Lesen Sie hier den Wortlaut der Katechese von Papst Franziskus in einer Arbeitsübersetzung von Radio Vatikan. Den offiziellen Text finden Sie wie üblich in Kürze auf der offiziellen Internetseite des Vatikans, vatican.va.

Liebe Brüder und Schwestern, guten Tag!

Bei unserem Versuch, die Lehre des Paulus besser zu verstehen, stoßen wir heute auf ein schwieriges, aber wichtiges Thema: die Rechtfertigung. Was bedeutet Rechtfertigung? Wir Sünder sind gerecht gemacht worden. Wer hat uns gerecht gemacht? Dieser Prozess der Umwandlung ist die Rechtfertigung. Vor Gott sind wir gerechtfertigt. Natürlich haben wir unsere persönlichen Sünden, aber im Grund sind wir gerechtfertigt. Das ist Rechtfertigung.
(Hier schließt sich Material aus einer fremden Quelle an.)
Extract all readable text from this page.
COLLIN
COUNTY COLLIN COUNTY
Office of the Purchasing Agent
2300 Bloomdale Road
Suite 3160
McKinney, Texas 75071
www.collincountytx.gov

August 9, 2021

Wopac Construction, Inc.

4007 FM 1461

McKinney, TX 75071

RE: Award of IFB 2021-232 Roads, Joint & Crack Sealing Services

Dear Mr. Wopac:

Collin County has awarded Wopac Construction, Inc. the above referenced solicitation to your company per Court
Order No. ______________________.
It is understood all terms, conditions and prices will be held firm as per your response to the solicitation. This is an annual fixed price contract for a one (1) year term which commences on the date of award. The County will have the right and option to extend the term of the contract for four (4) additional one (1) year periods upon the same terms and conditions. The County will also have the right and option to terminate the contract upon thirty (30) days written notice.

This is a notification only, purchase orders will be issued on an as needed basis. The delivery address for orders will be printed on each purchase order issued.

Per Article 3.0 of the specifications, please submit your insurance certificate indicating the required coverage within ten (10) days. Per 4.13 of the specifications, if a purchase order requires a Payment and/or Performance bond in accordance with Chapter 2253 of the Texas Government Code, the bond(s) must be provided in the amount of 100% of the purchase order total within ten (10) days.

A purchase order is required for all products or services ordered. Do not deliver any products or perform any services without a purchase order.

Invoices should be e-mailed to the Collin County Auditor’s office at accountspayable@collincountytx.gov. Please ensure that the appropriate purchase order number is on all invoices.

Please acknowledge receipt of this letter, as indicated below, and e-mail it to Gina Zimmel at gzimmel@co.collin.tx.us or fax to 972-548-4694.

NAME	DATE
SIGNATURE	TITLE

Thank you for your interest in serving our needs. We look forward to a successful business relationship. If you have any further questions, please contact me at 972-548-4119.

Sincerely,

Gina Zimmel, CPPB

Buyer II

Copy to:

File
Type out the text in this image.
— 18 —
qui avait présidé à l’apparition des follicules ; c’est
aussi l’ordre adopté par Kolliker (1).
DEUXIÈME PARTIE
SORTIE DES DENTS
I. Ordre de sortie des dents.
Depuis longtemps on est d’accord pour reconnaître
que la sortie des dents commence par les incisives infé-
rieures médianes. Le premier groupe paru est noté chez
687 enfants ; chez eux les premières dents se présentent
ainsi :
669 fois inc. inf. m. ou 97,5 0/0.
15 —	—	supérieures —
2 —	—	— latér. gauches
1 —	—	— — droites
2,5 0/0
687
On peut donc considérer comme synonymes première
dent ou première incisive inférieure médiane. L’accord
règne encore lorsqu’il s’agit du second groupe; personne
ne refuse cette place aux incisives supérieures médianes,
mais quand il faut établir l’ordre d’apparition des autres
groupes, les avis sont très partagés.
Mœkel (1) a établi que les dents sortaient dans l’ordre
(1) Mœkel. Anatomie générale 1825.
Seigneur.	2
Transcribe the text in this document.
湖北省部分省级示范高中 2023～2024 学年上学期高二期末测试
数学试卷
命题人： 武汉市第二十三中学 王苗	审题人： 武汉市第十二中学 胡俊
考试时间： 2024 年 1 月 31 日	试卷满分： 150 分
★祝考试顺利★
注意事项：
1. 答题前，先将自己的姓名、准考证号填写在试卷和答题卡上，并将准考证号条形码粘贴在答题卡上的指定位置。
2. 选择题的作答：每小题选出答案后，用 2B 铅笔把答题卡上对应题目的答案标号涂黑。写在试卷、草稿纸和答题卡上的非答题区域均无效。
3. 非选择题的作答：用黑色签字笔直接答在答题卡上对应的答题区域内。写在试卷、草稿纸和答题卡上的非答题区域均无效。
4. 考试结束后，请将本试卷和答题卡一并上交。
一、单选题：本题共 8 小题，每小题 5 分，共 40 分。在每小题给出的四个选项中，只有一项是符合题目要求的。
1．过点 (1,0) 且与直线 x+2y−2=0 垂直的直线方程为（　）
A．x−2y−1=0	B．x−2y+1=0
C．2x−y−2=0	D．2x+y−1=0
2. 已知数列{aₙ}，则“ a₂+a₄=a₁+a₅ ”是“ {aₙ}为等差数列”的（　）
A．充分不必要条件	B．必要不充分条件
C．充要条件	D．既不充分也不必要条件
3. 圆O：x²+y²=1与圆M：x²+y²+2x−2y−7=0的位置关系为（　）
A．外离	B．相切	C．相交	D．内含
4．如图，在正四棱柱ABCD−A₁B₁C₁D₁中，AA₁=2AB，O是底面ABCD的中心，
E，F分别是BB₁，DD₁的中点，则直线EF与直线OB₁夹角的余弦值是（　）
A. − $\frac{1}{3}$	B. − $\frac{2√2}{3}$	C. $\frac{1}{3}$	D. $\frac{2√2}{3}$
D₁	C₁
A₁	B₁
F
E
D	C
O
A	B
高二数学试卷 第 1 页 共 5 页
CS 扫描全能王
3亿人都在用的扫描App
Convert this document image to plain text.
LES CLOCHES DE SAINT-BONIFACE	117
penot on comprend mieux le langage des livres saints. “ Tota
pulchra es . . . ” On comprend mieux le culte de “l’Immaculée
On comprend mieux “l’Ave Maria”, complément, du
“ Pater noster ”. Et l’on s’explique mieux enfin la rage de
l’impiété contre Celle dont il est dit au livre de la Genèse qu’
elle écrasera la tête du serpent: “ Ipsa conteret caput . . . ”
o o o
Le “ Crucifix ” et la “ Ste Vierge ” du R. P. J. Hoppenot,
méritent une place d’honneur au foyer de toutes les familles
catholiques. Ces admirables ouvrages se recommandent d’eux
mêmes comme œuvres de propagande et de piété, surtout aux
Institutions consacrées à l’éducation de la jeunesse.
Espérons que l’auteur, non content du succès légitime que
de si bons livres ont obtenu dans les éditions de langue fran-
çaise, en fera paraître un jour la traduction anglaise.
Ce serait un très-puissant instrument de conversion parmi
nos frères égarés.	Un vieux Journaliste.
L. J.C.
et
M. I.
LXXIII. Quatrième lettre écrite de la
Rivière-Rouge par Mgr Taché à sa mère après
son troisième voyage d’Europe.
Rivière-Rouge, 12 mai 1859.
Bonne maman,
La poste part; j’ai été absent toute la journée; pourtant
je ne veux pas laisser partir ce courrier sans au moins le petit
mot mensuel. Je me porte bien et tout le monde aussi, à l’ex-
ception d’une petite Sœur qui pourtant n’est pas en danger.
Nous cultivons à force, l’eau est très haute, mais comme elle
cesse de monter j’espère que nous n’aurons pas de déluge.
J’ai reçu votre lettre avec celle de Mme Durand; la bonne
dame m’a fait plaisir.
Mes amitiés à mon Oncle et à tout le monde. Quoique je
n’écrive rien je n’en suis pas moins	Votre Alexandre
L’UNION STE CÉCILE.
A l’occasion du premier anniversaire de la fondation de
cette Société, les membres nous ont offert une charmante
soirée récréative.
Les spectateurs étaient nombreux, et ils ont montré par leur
Es hat viele Diskussionen darüber gegeben, die Auslegung zu finden, die am besten mit den Gedanken des Apostels übereinstimmt, und wie so oft gab es sogar gegensätzliche Positionen. Sowohl im Galaterbrief als auch im Römerbrief betont Paulus, dass die Rechtfertigung aus dem Glauben an Christus kommt. Aber Padre, ich bin gerecht, weil ich alle Gebote erfülle! - Ja, aber von daher kommt dir nicht die Rechtfertigung. Sie kommt schon zuvor. Jemand hat dich gerechtfertigt, jemand hat dich vor Gott gerecht gemacht. Ja, aber ich bin doch ein Sünder! - Ja: du bist gerecht, aber Sünder. Aber im Grunde bist du gerecht. Und wer hat dich gerechtfertigt? Jesus Christus. Das ist die Rechtfertigung.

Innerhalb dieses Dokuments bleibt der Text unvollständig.